Contrairement à ce qui se passe lors des élections présidentielles, seuls deux candidats ne sont pas obligés de passer au second tour, mais tous ceux qui obtiennent plus de 12,5 pour cent des voix passeront la première sélection. C'est lors de ce rendez-vous final que les candidats et les partis doivent tester leurs options et déterminer un éventuel soutien à une candidature rivale, dans une sorte de limitation des dégâts qui implique d'opter pour le moindre mal.

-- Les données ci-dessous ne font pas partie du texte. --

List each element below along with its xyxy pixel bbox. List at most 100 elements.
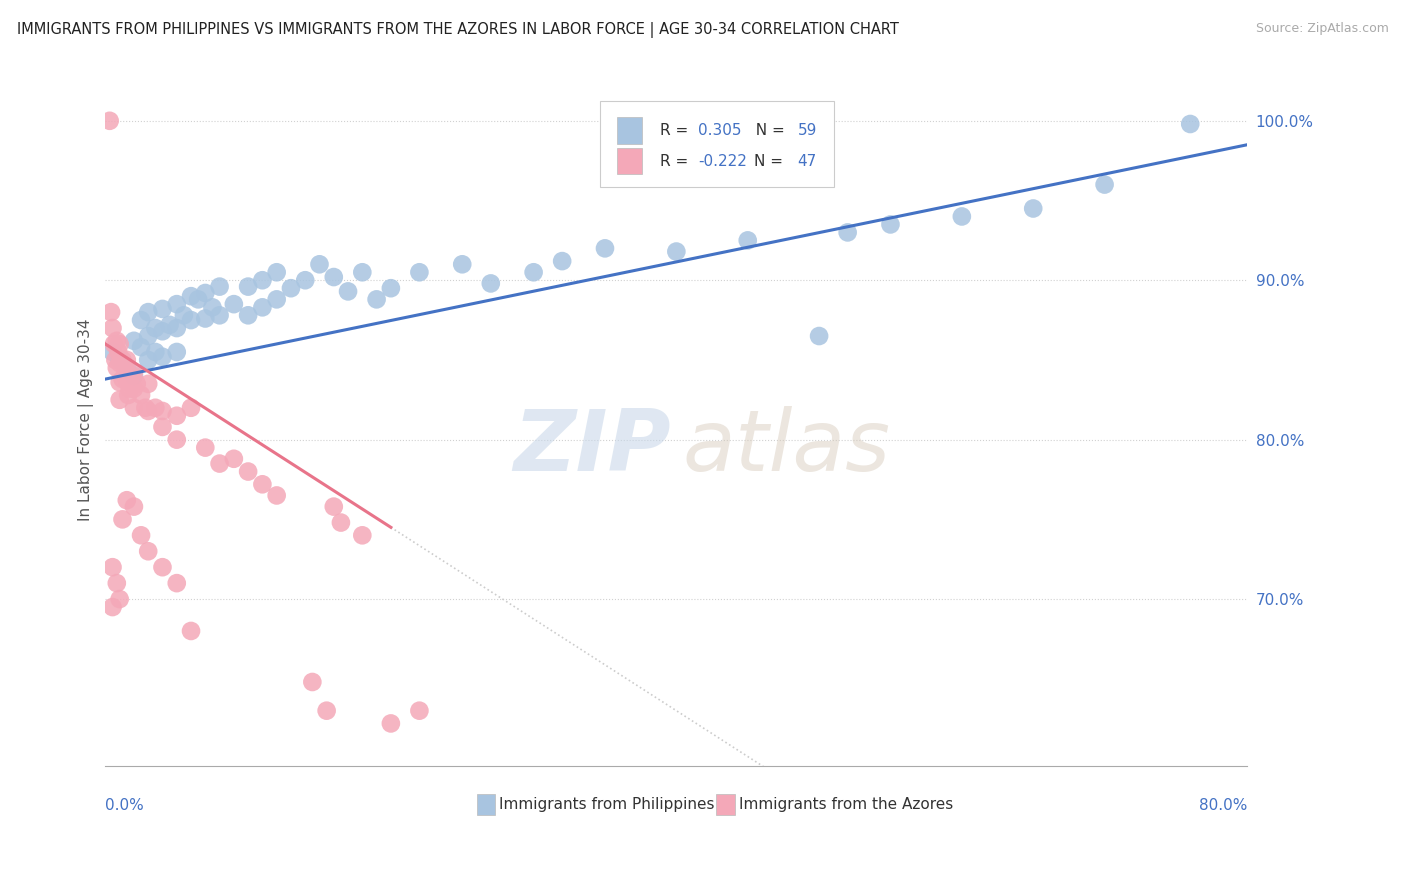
Point xyxy=(523,265,546,279)
Point xyxy=(1180,117,1202,131)
Point xyxy=(136,404,159,418)
Point xyxy=(152,324,174,338)
Point xyxy=(108,592,131,607)
Point xyxy=(236,465,259,479)
Point xyxy=(180,289,202,303)
Point xyxy=(136,329,159,343)
Point xyxy=(125,376,148,391)
Point xyxy=(100,305,122,319)
Point xyxy=(222,297,245,311)
Point xyxy=(266,293,288,307)
Point xyxy=(479,277,502,291)
Point xyxy=(236,308,259,322)
Point xyxy=(115,493,138,508)
Point xyxy=(108,356,131,370)
Point xyxy=(115,360,138,375)
Point xyxy=(408,265,430,279)
Text: R =: R = xyxy=(661,123,693,138)
Point xyxy=(101,560,124,574)
Point xyxy=(808,329,831,343)
Point xyxy=(301,675,323,690)
Bar xyxy=(617,118,643,144)
Point xyxy=(166,345,188,359)
Text: Source: ZipAtlas.com: Source: ZipAtlas.com xyxy=(1256,22,1389,36)
Text: Immigrants from the Azores: Immigrants from the Azores xyxy=(740,797,953,812)
Point xyxy=(593,241,616,255)
Point xyxy=(152,560,174,574)
Point xyxy=(166,321,188,335)
Point xyxy=(329,516,352,530)
Point xyxy=(308,257,330,271)
Point xyxy=(352,265,374,279)
Text: Immigrants from Philippines: Immigrants from Philippines xyxy=(499,797,714,812)
Bar xyxy=(477,794,495,815)
Text: N =: N = xyxy=(754,153,787,169)
Point xyxy=(322,500,344,514)
Text: 80.0%: 80.0% xyxy=(1199,797,1247,813)
Point xyxy=(136,353,159,368)
Point xyxy=(180,624,202,638)
Text: R =: R = xyxy=(661,153,693,169)
Point xyxy=(108,353,131,368)
Point xyxy=(101,600,124,615)
Point xyxy=(122,500,145,514)
Point xyxy=(122,401,145,415)
Point xyxy=(120,368,142,383)
Point xyxy=(408,704,430,718)
Point xyxy=(551,254,574,268)
Point xyxy=(129,340,152,354)
Point xyxy=(108,376,131,390)
Text: 47: 47 xyxy=(797,153,817,169)
Text: IMMIGRANTS FROM PHILIPPINES VS IMMIGRANTS FROM THE AZORES IN LABOR FORCE | AGE 3: IMMIGRANTS FROM PHILIPPINES VS IMMIGRANT… xyxy=(17,22,898,38)
Point xyxy=(366,293,388,307)
Text: 0.305: 0.305 xyxy=(697,123,741,138)
Point xyxy=(665,244,688,259)
Point xyxy=(111,372,134,386)
Point xyxy=(143,401,166,415)
Point xyxy=(129,313,152,327)
Point xyxy=(208,279,231,293)
Point xyxy=(166,409,188,423)
Point xyxy=(101,345,124,359)
Point xyxy=(180,401,202,415)
Point xyxy=(122,334,145,348)
Point xyxy=(194,441,217,455)
Point xyxy=(337,285,360,299)
Point xyxy=(252,273,274,287)
Point xyxy=(105,334,128,348)
Point xyxy=(122,382,145,396)
Bar xyxy=(716,794,734,815)
Point xyxy=(180,313,202,327)
Point xyxy=(222,451,245,466)
Point xyxy=(136,544,159,558)
Point xyxy=(108,337,131,351)
Point xyxy=(252,477,274,491)
Point xyxy=(166,297,188,311)
Point xyxy=(105,360,128,375)
Point xyxy=(152,301,174,316)
Point xyxy=(152,420,174,434)
Point xyxy=(143,321,166,335)
Point xyxy=(294,273,316,287)
Point xyxy=(122,366,145,380)
Point xyxy=(166,576,188,591)
Point xyxy=(266,488,288,502)
Point xyxy=(166,433,188,447)
Point xyxy=(737,233,759,247)
Point xyxy=(107,345,129,359)
Point xyxy=(115,353,138,368)
Point xyxy=(152,350,174,364)
Point xyxy=(208,457,231,471)
Point xyxy=(194,285,217,300)
Point xyxy=(187,293,209,307)
Point xyxy=(837,226,859,240)
Point xyxy=(108,392,131,407)
Point xyxy=(98,113,121,128)
Point xyxy=(122,368,145,383)
Point xyxy=(104,353,127,368)
Point xyxy=(152,404,174,418)
Point xyxy=(105,576,128,591)
Text: 59: 59 xyxy=(797,123,817,138)
Point xyxy=(101,321,124,335)
Point xyxy=(173,308,195,322)
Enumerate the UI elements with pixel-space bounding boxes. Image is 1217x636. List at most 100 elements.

L'importance des alliances est donc essentielle pour essayer de ne pas retirer des voix au premier tour – par exemple, en répartissant les circonscriptions au sein de chaque bloc -, tandis que pour le second, la question sera de savoir où aboutiront les voix des candidats éliminés ou non élus. . Traditionnellement, le « front républicain » tissé par les formations modérées invitait lors de ces seconds tours à fédérer les voix contre l'extrême droite.

Macron, au terme d'une campagne marquée par l'ambiguïté, a promis « un maximum de clarté » pour ce tour final en termes de consignes de vote, sans préciser s'il demanderait le vote pour le Nouveau Front populaire au cas où l'un de ses candidats avait des options contre l’extrême droite.

En tout cas, ce sera dans la nuit du 7 juillet que toutes les inconnues seront éclaircies, ou non. Les sondages placent l'alliance conservatrice devant ses rivaux, avec des intentions de vote autour de 30 pour cent, mais il n'est pas sûr qu'elle puisse atteindre la majorité absolue que Bardella prétend gouverner sans dépendances extérieures.

La législature sortante a mis en évidence le risque de cette fragilité, puisque le gouvernement Attal, auparavant dirigé par Elisabeth Borne, comptait à peine 245 soutiens. Une situation d'ingouvernabilité flagrante pourrait survenir, qui obligerait la France à tenir au moins un an : la Constitution établit en son article 12 qu'il ne peut y avoir de nouvelle dissolution du Parlement dans douze mois.

La polarisation complique la possibilité d'un gouvernement technocratique, alors que l'Elysée a précisé que Macron n'envisageait pas de recourir à l'article 16 de la Constitution et de s'octroyer des pouvoirs exceptionnels pour éviter un vide du pouvoir, un bouton central qui n'a été appuyé qu'une seule fois sous la Ve République. , en 1961, en réponse au coup d’État d’Alger.